Her geçen yıl genetiğiyle oynanan oynana artık GDO da denebilecek hale gelen Trabzonspor’un CEO’su Sadri Bey, kadro dışı bıraktığı 5 oyuncusu ile empati yapabilmek için olsa gerek son maçta yerini almazken bayram kutlamasına da katılmadı. Başkanın bugüne kadarki beyanatları da bakanlık yapmış, baba dostumuz değerli babasından aldığı genetik mirasla uyum gösteremedi. Lâkin olur böyle değişimleri dönüşümleri transformasyonlar.

Bildiğiniz gibi, kamuoyunda bugün domuz gribine yakın düzeyde tartışmaya neden olan GDO’ların yarattığı sosyal sarsıntıya benzer bir etkiyi edebiyat dünyasında yaşatan Kafka’nın Almanca eseri “Die Verwandlung” Türkçe’de Dönüşüm, Değişim ve Metamorfoz adlarıyla yer almıştır.

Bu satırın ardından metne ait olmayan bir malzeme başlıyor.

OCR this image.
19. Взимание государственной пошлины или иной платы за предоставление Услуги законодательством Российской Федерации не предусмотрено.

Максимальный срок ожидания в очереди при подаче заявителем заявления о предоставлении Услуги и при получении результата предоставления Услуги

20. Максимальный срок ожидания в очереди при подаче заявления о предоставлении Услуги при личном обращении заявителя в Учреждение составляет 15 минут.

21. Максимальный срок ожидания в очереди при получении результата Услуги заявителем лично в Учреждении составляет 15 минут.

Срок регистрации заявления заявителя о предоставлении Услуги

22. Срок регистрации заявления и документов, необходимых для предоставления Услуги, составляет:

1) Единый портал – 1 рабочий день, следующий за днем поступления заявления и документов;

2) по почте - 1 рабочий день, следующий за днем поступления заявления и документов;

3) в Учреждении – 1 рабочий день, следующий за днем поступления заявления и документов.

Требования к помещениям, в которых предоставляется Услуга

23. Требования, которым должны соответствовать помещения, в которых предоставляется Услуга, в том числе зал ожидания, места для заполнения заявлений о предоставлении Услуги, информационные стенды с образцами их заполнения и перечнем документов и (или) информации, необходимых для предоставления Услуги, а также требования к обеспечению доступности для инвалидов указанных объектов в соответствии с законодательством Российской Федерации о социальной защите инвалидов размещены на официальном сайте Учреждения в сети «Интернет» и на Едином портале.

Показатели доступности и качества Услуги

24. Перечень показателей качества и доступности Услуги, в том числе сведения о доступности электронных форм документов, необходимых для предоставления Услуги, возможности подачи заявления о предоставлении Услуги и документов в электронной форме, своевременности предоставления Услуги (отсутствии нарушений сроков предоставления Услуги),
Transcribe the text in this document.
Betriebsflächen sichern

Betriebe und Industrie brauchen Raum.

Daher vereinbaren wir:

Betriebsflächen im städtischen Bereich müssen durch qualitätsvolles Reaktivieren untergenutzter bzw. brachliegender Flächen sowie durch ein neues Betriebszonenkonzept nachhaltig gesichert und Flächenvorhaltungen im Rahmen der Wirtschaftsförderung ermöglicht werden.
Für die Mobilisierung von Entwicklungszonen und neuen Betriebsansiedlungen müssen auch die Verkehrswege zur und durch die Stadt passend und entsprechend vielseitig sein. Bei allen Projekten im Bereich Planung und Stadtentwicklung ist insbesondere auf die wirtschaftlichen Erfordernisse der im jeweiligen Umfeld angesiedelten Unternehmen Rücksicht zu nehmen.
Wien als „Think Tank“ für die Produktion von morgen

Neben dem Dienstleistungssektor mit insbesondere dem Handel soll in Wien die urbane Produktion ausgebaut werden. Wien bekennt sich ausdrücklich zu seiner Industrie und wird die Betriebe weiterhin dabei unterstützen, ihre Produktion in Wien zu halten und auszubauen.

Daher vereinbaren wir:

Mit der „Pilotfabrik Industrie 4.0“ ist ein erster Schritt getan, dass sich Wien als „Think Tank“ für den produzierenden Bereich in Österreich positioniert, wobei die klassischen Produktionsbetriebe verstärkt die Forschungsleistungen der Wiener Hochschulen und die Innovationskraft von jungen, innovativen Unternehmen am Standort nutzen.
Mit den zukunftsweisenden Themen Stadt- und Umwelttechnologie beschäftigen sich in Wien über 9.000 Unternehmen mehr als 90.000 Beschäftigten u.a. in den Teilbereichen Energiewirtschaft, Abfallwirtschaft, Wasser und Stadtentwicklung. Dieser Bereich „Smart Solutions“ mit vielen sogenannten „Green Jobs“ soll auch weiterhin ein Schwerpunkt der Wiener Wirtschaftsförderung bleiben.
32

Bir gezici pazarlamacı olan Gregor Samsa’nın bir sabah kalktığında haşereye dönüşmüş olduğunu fark etmesinden hareket eder öykü. Ve kendisi ile çevresindekilerin bu transformasyondan nasıl etkilendiklerini anlatır, felsefenin kralını yaparak.

Aslında, size bir şey söyleyeyim mi, insanın sağlam bir hayat felsefesi yapması için, öldükten sonra tüm yazdıklarının yakılmasını istemesine rağmen oyuna gelerek ünlü olan Kafka’yı, ya da “Jenseits von Gut und Böse” yani “İyinin ve Kötünün Ötesinde”nin yazarı Nietzsche’yi veya André Comte-Sponville’i okuması şart da değildir. Bunlar sadece edebi sünnetleridir insan ruhunun. Kişisel ama geçerli bir felsefe için ebedi farz ise yaşadığını anlamasıdır bireyin. Şenol Güneş, futbol dünyamız dahilinde felsefenin kralını yapan, bizzat yaşamış bir değerdir üçüncü bin yılda. Az konuşan bir başkan ve sabırlı bir camia ile Trabzonspor’u aslına döndürebilecek yaşam koçluğunun en münasip adayıdır kuşkusuz. Gözlerimizi yumduğumuzda ondan beklentimiz, 6 ay sonrası için değil ama makul bir süreyi takiben, kendisinin birçok zaferini radyodan o tatlı sesiyle anlatan Fenerbahçeli Halit Kıvanç’ın yazar oğlu Ümit’in Trabzonspor kitabına yazdığı birkaç cümleyi es geçmemesi ve yılların o lanet transformasyonunu ters yüz etmesidir: Futbolumuzda hoş bir meltemdi Trabzonspor. Ondan alaturka yöntemlerle bir klima yaratmaya çalıştılar. Biz o Trabzonspor’u geri istiyoruz. Rüzgar olsun yine…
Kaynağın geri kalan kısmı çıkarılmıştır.